2. The Court finds in this judgment that the search was carried out in the absence of procedural safeguards against interference with the confidentiality of the applicant’s journalistic sources and that therefore there has been a violation of Article 10 of the Convention (see paragraph 64 of the judgment). In doing so, the Court reproaches the domestic authorities for having limited their review to the examination of the formal lawfulness of the search instead of assessing the necessity and proportionality of the investigating authorities’ actions (see paragraph 61 of the judgment). In this regard, the Court especially reproaches the domestic authorities for not having provided for a sifting procedure that could have protected the confidentiality of the applicant’s journalistic sources unrelated to the criminal case at hand (see paragraphs 62 and 63 of the judgment).

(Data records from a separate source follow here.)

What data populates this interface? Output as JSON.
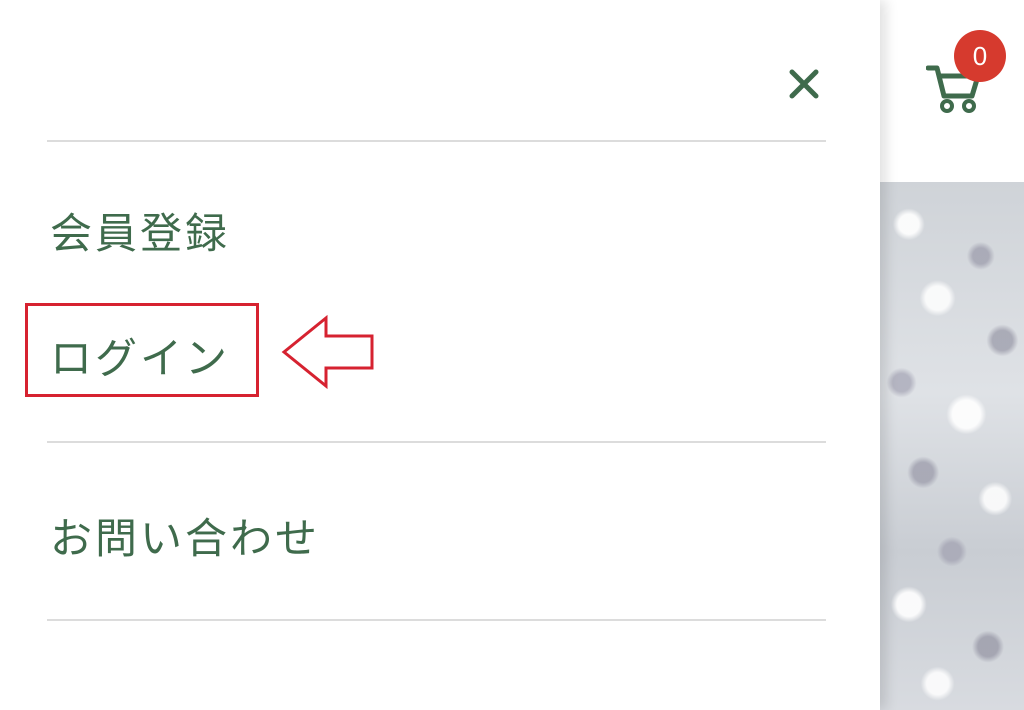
{
  "cart": {
    "count": "0",
    "icon": "cart-icon",
    "badge_color": "#d63a2e"
  },
  "drawer": {
    "close_icon": "close-icon",
    "menu_items": [
      {
        "label": "会員登録"
      },
      {
        "label": "ログイン"
      },
      {
        "label": "お問い合わせ"
      }
    ]
  },
  "annotation": {
    "highlight_color": "#d62230",
    "arrow_icon": "arrow-left-outline-icon"
  },
  "colors": {
    "accent": "#3f6b4c",
    "divider": "#dcdcdc"
  }
}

3. While I may agree in abstracto that a sifting procedure may be necessary if the search and seizure of electronic devices belonging to a journalist are concerned, I disagree that in the case at hand such a procedure could have been appropriate to the aim pursued. This is because in the present case, even the prerequisites for a house search were lacking. As the Court has stated, “protection of journalistic sources is one of the basic conditions for press freedom” (see Goodwin v. the United Kingdom , 27 March 1996, § 39, Reports of Judgments and Decisions 1996-II). Admittedly, a disclosure order or even a search and seizure order may be justified by an overriding public interest when such measures prove necessary for the investigation of very serious crimes (see, for instance, Nordisk Film & TV A/S v. Denmark (dec.), no. 40485/02, ECHR 2005-XIII, and contrast Jecker v. Switzerland , no. 35449/14, 6 October 2020). However, the reasons put forward by the Government and the domestic authorities bear no relation to any such crime. Rather, they relate to a breach of the confidentiality of proceedings without serious consequences for public order. Furthermore, the measures taken in the present case were explicitly intended to ensure that the applicant removed the interview from his Internet site and that he did not use the material for further publications. In my eyes, such goals cannot prevail. On the contrary, they are directed against freedom of expression. That is why, in my mind, the search and seizure measures were from the outset incompatible with Article 10 of the Convention on substantive grounds.

[1] Rectified on 7 February 2023: “who was granted leave to represent the applicant in accordance with Rule 36 of the Rules of Court” has been added.

[2] Rectified on 7 February 2023: “73. The Court notes that Mr E.A. Mezak did not seek leave to represent the applicant after the notification of the case to the Government, in accordance with Rule 36 §§ 2 and 4 (a) of the Rules of Court. The Court therefore rejects the applicant’s claim for legal fees in respect of Mr E.A. Mezak (see Y.S. and O.S. v. Russia, no. 17665/17, § 116, 15 June 2021)” has been deleted.

[3] Rectified on 7 February 2023: the text was “Further, according to…”.

[4] Rectified on 7 February 2023: the text was “The legal services agreement between the applicant and his representative does not have the above elements of a contingency fee agreement”.

[5] Rectified on 7 February 2023: the text was “It unequivocally establishes the applicant’s obligation to pay the agreed fee within thirty days”.

[6] Rectified on 7 February 2023: the text was “The Court will therefore proceed on the assumption that the sum claimed is actually payable by the applicant in accordance with the legal service agreement between him and Mr A. Laptev”.

[7] Rectified on 7 February 2023: the text was “In the present case, regard being had to the documents in its possession and the above criteria, the Court considers it reasonable to award the sum of EUR 6,000, covering costs incurred before the Court, to be paid directly into the bank account of Mr A. Laptev, plus any tax that may be chargeable on that sum”.

[8] Rectified on 7 February 2023: the text was “(ii) EUR 6,000 (six thousand euros), to be paid directly into the bank account of Mr A. Laptev, plus any tax that may be chargeable on that sum to the applicant, in respect of costs and expenses”.